Current Town: New York, NY (Manahatta!)
Q: Tell me about Sliver Of A Full Moon.
A: SLIVER OF A FULL MOON is the story of a movement that achieved the inclusion of a tribal jurisdiction provision in the 2013 re-authorization of VAWA and restored tribal sovereignty to Indian tribes to prosecute non-natives who commit crimes against Native women on tribal lands. In 1978, the Supreme Court decided that Indian tribes no longer had jurisdiction to prosecute non-natives who commit crimes on reservations. The story is told from the perspective of Native women survivors, who join professional actors on stage to tell their real-life stories. www.sliverofafullmoon.org
Q: What else are you working on now?
A: I am continuously re-writing MANAHATTA. The workshop production this past May at the PUBLIC gave me an amazing opportunity to learn about the play in a way I never imaged possible, and now I am doing my best to make sure I incorporate everything I learned into the script!
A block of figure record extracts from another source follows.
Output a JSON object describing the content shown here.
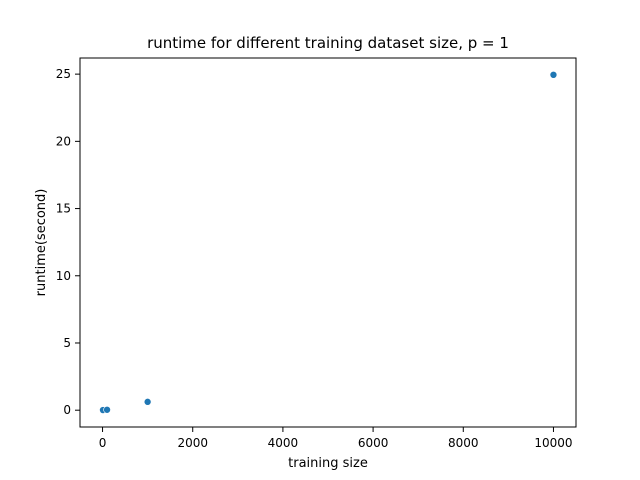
{
  "chart_data": {
    "type": "scatter",
    "title": "runtime for different training dataset size, p = 1",
    "xlabel": "training size",
    "ylabel": "runtime(second)",
    "x": [
      10,
      100,
      1000,
      10000
    ],
    "y": [
      0.01,
      0.03,
      0.62,
      24.95
    ],
    "xlim": [
      -500,
      10500
    ],
    "ylim": [
      -1.25,
      26.2
    ],
    "xticks": [
      0,
      2000,
      4000,
      6000,
      8000,
      10000
    ],
    "xtick_labels": [
      "0",
      "2000",
      "4000",
      "6000",
      "8000",
      "10000"
    ],
    "yticks": [
      0,
      5,
      10,
      15,
      20,
      25
    ],
    "ytick_labels": [
      "0",
      "5",
      "10",
      "15",
      "20",
      "25"
    ],
    "grid": false,
    "legend": "none",
    "point_color": "#1f77b4"
  }
}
Q: Tell me, if you will, a story from your childhood that explains who you are as a writer or as a person.
A: My grandmother loved to tell stories. As a child, I spent my summers escaping the Oklahoma heat inside her living room, listening to her stories. Of all the stories she told me, three's one that remains firmly implanted in my mind. Whenever she would tell this story, her faces would swell with pride. She would gesture to the photos of the two men that hung permanently affixed to her wall. The two men, Major Ridge and John Ridge, my grandmother explained, were my great-grandfathers. John Ridge was her great-grandfather, and Major Ridge his father.
In 1832, President Andrew Jackson was trying to exterminate our people. My grandfathers, along with Principal Chief John Ross, took the Cherokee Nation's case all the way to the Supreme Court. Together, they demanded justice. And as a result of their efforts, Chief Justice Marshall issued his decision declaring the Cherokee Nation to be a sovereign nation with the right to exist within its own borders. President Jackson, however, refused to enforce the Supreme Court's decision.
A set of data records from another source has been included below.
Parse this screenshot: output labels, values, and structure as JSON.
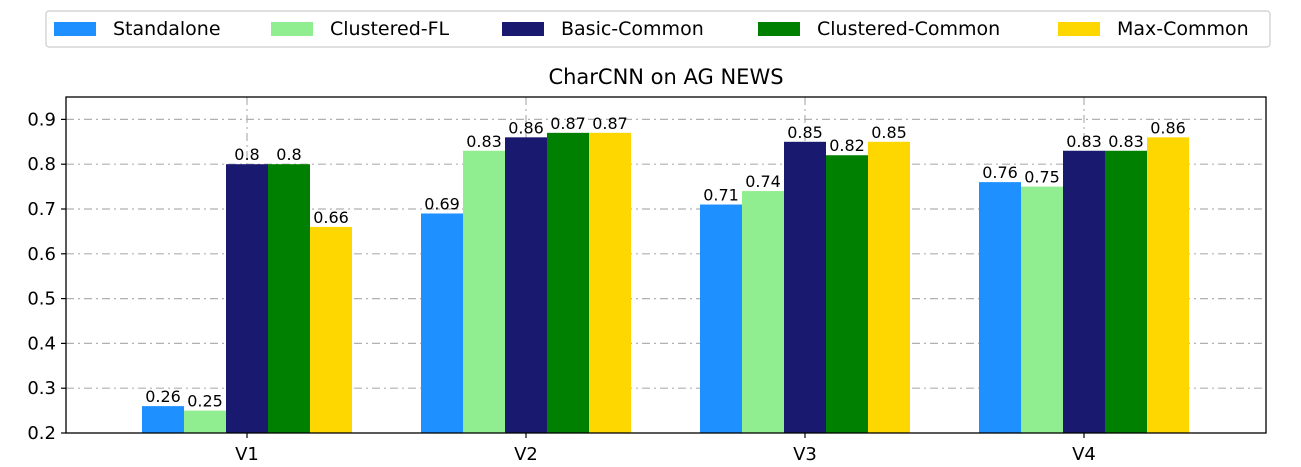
{
  "chart_data": {
    "type": "bar",
    "title": "CharCNN on AG NEWS",
    "xlabel": "",
    "ylabel": "",
    "categories": [
      "V1",
      "V2",
      "V3",
      "V4"
    ],
    "ylim": [
      0.2,
      0.95
    ],
    "yticks": [
      0.2,
      0.3,
      0.4,
      0.5,
      0.6,
      0.7,
      0.8,
      0.9
    ],
    "ytick_labels": [
      "0.2",
      "0.3",
      "0.4",
      "0.5",
      "0.6",
      "0.7",
      "0.8",
      "0.9"
    ],
    "grid": true,
    "legend_position": "top",
    "series": [
      {
        "name": "Standalone",
        "color": "#1e90ff",
        "values": [
          0.26,
          0.69,
          0.71,
          0.76
        ],
        "labels": [
          "0.26",
          "0.69",
          "0.71",
          "0.76"
        ]
      },
      {
        "name": "Clustered-FL",
        "color": "#90ee90",
        "values": [
          0.25,
          0.83,
          0.74,
          0.75
        ],
        "labels": [
          "0.25",
          "0.83",
          "0.74",
          "0.75"
        ]
      },
      {
        "name": "Basic-Common",
        "color": "#191970",
        "values": [
          0.8,
          0.86,
          0.85,
          0.83
        ],
        "labels": [
          "0.8",
          "0.86",
          "0.85",
          "0.83"
        ]
      },
      {
        "name": "Clustered-Common",
        "color": "#008000",
        "values": [
          0.8,
          0.87,
          0.82,
          0.83
        ],
        "labels": [
          "0.8",
          "0.87",
          "0.82",
          "0.83"
        ]
      },
      {
        "name": "Max-Common",
        "color": "#ffd700",
        "values": [
          0.66,
          0.87,
          0.85,
          0.86
        ],
        "labels": [
          "0.66",
          "0.87",
          "0.85",
          "0.86"
        ]
      }
    ]
  }
}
Instead, President Jackson forced my people to walk along the Trail of Tears to Oklahoma-- where my grandmother told me this story. Along the way, more than 4000 Cherokee died. When my family arrived in this strange new land we now call Oklahoma, fellow Cherokee brutally assassinated my grandfathers. Because they failed to fight for the Cherokee to stay in their ancestral homeland until the very end (and in the end agreed sign a treaty with President Jackson and go peacefully to Oklahoma)-- they were considered traitors. Today they are buried just a few rows down from my grandmother in the Cherokee Cemetery on the northeastern edge of the Cherokee Nation reservation.
Someday, I will be buried in the same cemetery, next to my grandmother and my grandfathers. until then, I will work tirelessly to write and create Native theater until the racial stereotypes President Jackson used to promote the genocide of my people are fully eradicated from the American stage. We are not there yet- but I won't stop until we are.
Q: If you could change one thing about theater, what would it be?
A: The lack of Native theater that created by authentic Native voices. When will we see Native plays produced that are written by Native playwrights?! What will it take to put the original possessors of this soil on the American stage? (and I mean, MORE than just a staged reading or workshop production!)
Q: Who are or were your theatrical heroes?
A: Paula Vogel first and foremost. I had the chance to meet her in person a couple of years ago and I actually started crying--which was unexpected and very embarrassing. But she handled it very graciously and gave me a hug!
Also: William Yellowrobe, Caryl Churchill, Diane Glancy, Theresa Rebeck, and Sam Sheppard.
Q: What kind of theater excites you?
A: Theater that doesn't merely perpetuate ideas or stereotypes we've already seen. Theater that challenges our socially constructed collective consciousness.
Q: What advice do you have for playwrights just starting out?
A: Write and write and write and write. Write thru the bullshit and never give up. That's the only way to get to the good stuff! And if you read the plays you love and ask yourself, what does this playwright do well that I could also do well? I learned how to write plays from reading the works of all the folks listed in the answer to the question above.